Steve Elias, dean of the School of Business Administration at Fort Lewis College, discusses the importance of tuning in to the local context to develop useful programs and relationships.
Related: The Small School Difference: A Dean's Perspective
Steve Elias: [0:15] I think any dean who's going to be successful at a business school has to pay close attention to their local context and has to pay attention to the needs of their local community.
[0:25] For example, Fort Lewis College is located in a two-season tourist destination. We have winter sports and we have summer activities, so when we were looking to develop new programs, we really paid attention to the needs of the community.
[0:39] For example, we reached out to the ski resort center near us to see if we might be able to offer programs that would help them, and it turns out we were able to. We launched a 12-hour certificate program in ski resort management.

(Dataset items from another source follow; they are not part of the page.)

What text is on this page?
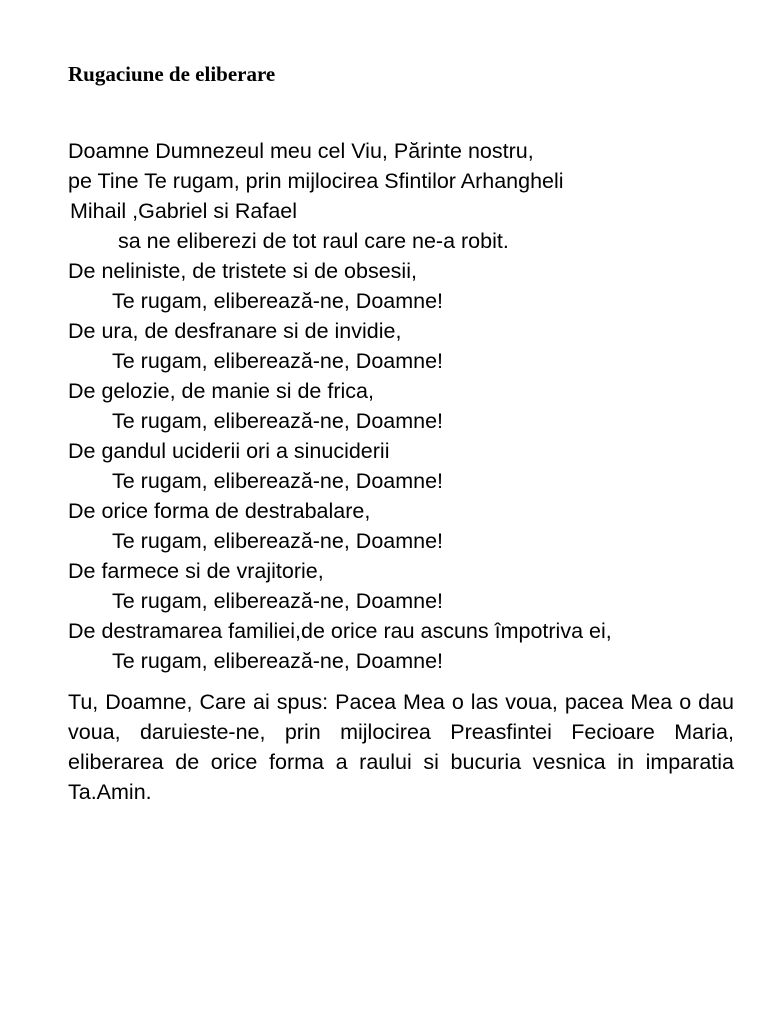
Rugaciune de eliberare
Doamne Dumnezeul meu cel Viu, Părinte nostru,
pe Tine Te rugam, prin mijlocirea Sfintilor Arhangheli
Mihail ,Gabriel si Rafael
sa ne eliberezi de tot raul care ne-a robit.
De neliniste, de tristete si de obsesii,
Te rugam, eliberează-ne, Doamne!
De ura, de desfranare si de invidie,
Te rugam, eliberează-ne, Doamne!
De gelozie, de manie si de frica,
Te rugam, eliberează-ne, Doamne!
De gandul uciderii ori a sinuciderii
Te rugam, eliberează-ne, Doamne!
De orice forma de destrabalare,
Te rugam, eliberează-ne, Doamne!
De farmece si de vrajitorie,
Te rugam, eliberează-ne, Doamne!
De destramarea familiei,de orice rau ascuns împotriva ei,
Te rugam, eliberează-ne, Doamne!
Tu, Doamne, Care ai spus: Pacea Mea o las voua, pacea Mea o dau voua, daruieste-ne, prin mijlocirea Preasfintei Fecioare Maria, eliberarea de orice forma a raului si bucuria vesnica in imparatia Ta.Amin.
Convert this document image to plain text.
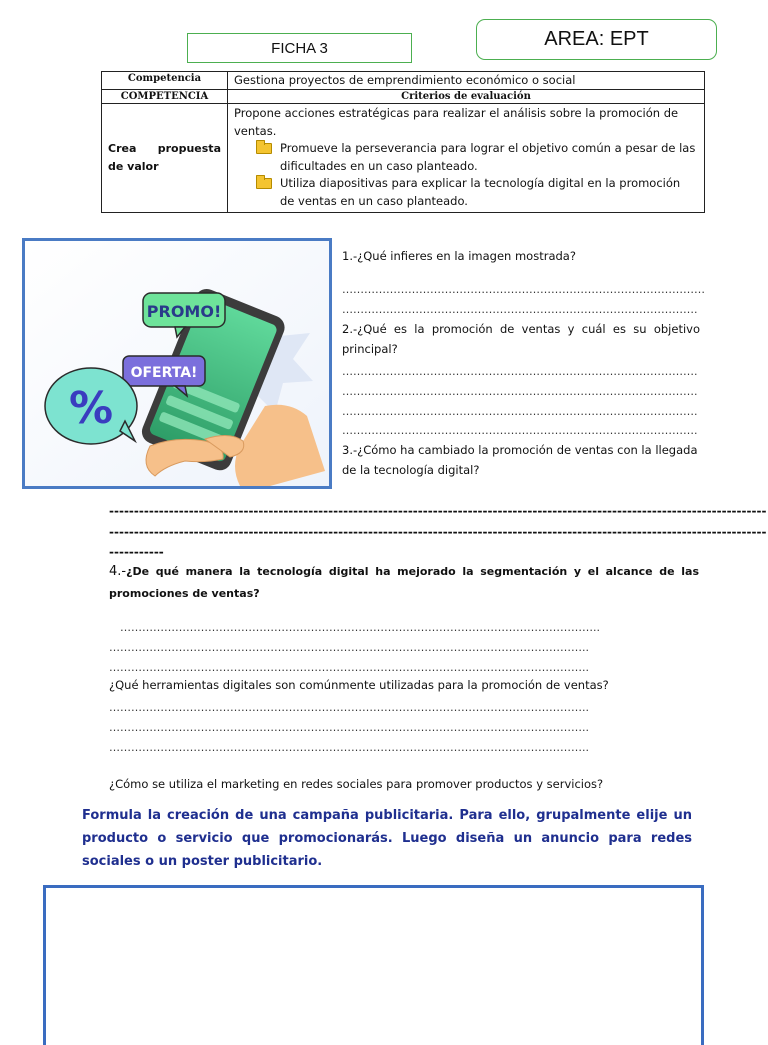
FICHA 3	AREA: EPT
Competencia	Gestiona proyectos de emprendimiento económico o social
COMPETENCIA	Criterios de evaluación
Crea propuesta de valor	Propone acciones estratégicas para realizar el análisis sobre la promoción de ventas.
Promueve la perseverancia para lograr el objetivo común a pesar de las dificultades en un caso planteado.
Utiliza diapositivas para explicar la tecnología digital en la promoción de ventas en un caso planteado.
PROMO!
OFERTA!
%
1.-¿Qué infieres en la imagen mostrada?
………………………………………………………………………………………
…………………………………………………………………………………….
2.-¿Qué es la promoción de ventas y cuál es su objetivo principal?
…………………………………………………………………………………….
…………………………………………………………………………………….
…………………………………………………………………………………….
…………………………………………………………………………………….
3.-¿Cómo ha cambiado la promoción de ventas con la llegada de la tecnología digital?
------------------------------------------------------------------------------------------------------------------------------------
------------------------------------------------------------------------------------------------------------------------------------
-----------
4.-¿De qué manera la tecnología digital ha mejorado la segmentación y el alcance de las promociones de ventas?
…………………………………………………………………………………………………………………..
…………………………………………………………………………………………………………………..
…………………………………………………………………………………………………………………..
¿Qué herramientas digitales son comúnmente utilizadas para la promoción de ventas?
…………………………………………………………………………………………………………………..
…………………………………………………………………………………………………………………..
…………………………………………………………………………………………………………………..
¿Cómo se utiliza el marketing en redes sociales para promover productos y servicios?
Formula la creación de una campaña publicitaria. Para ello, grupalmente elije un producto o servicio que promocionarás. Luego diseña un anuncio para redes sociales o un poster publicitario.
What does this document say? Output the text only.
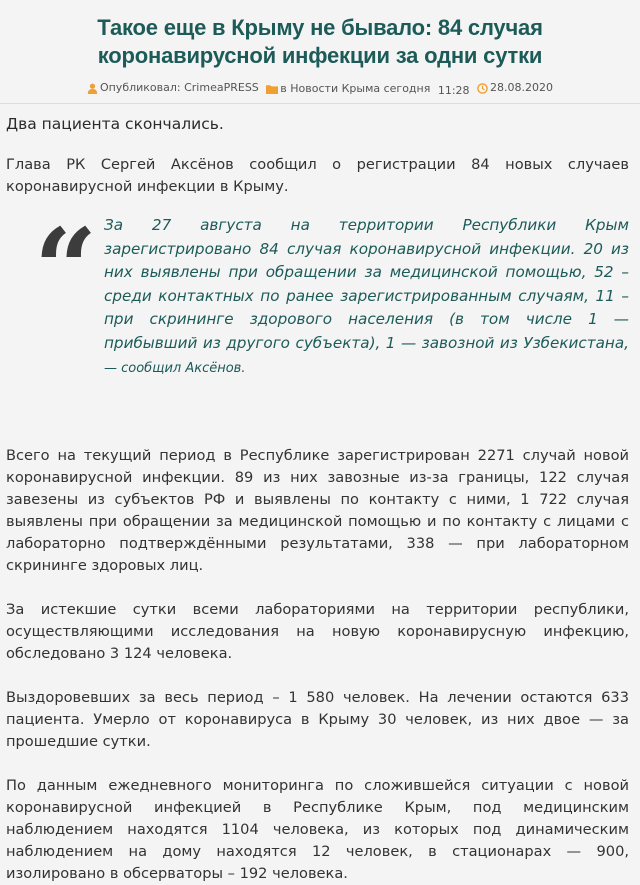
Такое еще в Крыму не бывало: 84 случая коронавирусной инфекции за одни сутки
Опубликовал: CrimeaPRESS
в Новости Крыма сегодня
11:28
28.08.2020

Два пациента скончались.

Глава РК Сергей Аксёнов сообщил о регистрации 84 новых случаев коронавирусной инфекции в Крыму.

“ За 27 августа на территории Республики Крым зарегистрировано 84 случая коронавирусной инфекции. 20 из них выявлены при обращении за медицинской помощью, 52 – среди контактных по ранее зарегистрированным случаям, 11 – при скрининге здорового населения (в том числе 1 — прибывший из другого субъекта), 1 — завозной из Узбекистана, — сообщил Аксёнов.

Всего на текущий период в Республике зарегистрирован 2271 случай новой коронавирусной инфекции. 89 из них завозные из-за границы, 122 случая завезены из субъектов РФ и выявлены по контакту с ними, 1 722 случая выявлены при обращении за медицинской помощью и по контакту с лицами с лабораторно подтверждёнными результатами, 338 — при лабораторном скрининге здоровых лиц.

За истекшие сутки всеми лабораториями на территории республики, осуществляющими исследования на новую коронавирусную инфекцию, обследовано 3 124 человека.

Выздоровевших за весь период – 1 580 человек. На лечении остаются 633 пациента. Умерло от коронавируса в Крыму 30 человек, из них двое — за прошедшие сутки.

По данным ежедневного мониторинга по сложившейся ситуации с новой коронавирусной инфекцией в Республике Крым, под медицинским наблюдением находятся 1104 человека, из которых под динамическим наблюдением на дому находятся 12 человек, в стационарах — 900, изолировано в обсерваторы – 192 человека.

[0:54] The business community here is phenomenal, but the vast majority of our businesses are small businesses. We worked with the Chamber of Commerce to find out what the needs of the small businesses were at that time and realized a lot of the small businesses had marketing needs, particularly digital marketing.
[1:12] We were able to address those needs by launching what's become a very successful certificate in digital marketing. Looking at the local context is extremely important when it comes to being able to work with your community, as well as provide offerings for your students that will help them live, work, and thrive in your community upon graduation.
[1:33] Prior to becoming a dean, like a lot of deans, I was an academic. There is an old saying, "As soon as you stop going to conferences, you stop coming up with people to collaborate with." I think that holds true for deans, as well.
[1:49] I think going to conferences, the AACSB conferences, primarily, and frankly, things like the dean's conference, things like ICAM and more specialized conferences and seminars, as well, are extremely important.
[2:03] Networking with other deans to get ideas for new programs, new initiatives, and then also potential collaborators if you want to partner with another school. Maybe there's a program you have that has some gaps and there's a dean that you meet at a conference who has programs that help fill those gaps.
[2:20] Unless you're going to the meetings and interacting and networking, you won't be aware of those opportunities, so they're extremely important. I also think it's extremely important to have an active business advisory council, and a diverse business advisory council, not just in demographics but in terms of industry, as well.
[2:38] Hearing feedback from diverse business leaders in your community and maybe some of them are at a distance you travel in. Hearing that feedback, getting their ideas and their thoughts, are extremely important to your program development, your initiative, and frankly, also your success at being able to raise funds to implement your initiative.
[2:59] Lastly, I would say be very active in your community, whether it's serving on boards, working with the Chamber of Commerce, or other business advocacy groups. Networking with those groups in your local business community will be extraordinarily important.
[3:14] You will learn from those individuals what their needs are. You can bring those tidbits of information back to campus and try to think about ways you can meet those needs. That will help your students. If they want to stay in your community upon graduation, they'll have a skill set that your local employers will want.
[3:33] They'll want to recruit those students. You'll also be doing some good for your community in that you're helping them meet needs that they have.
Recorded virtually in February 2021.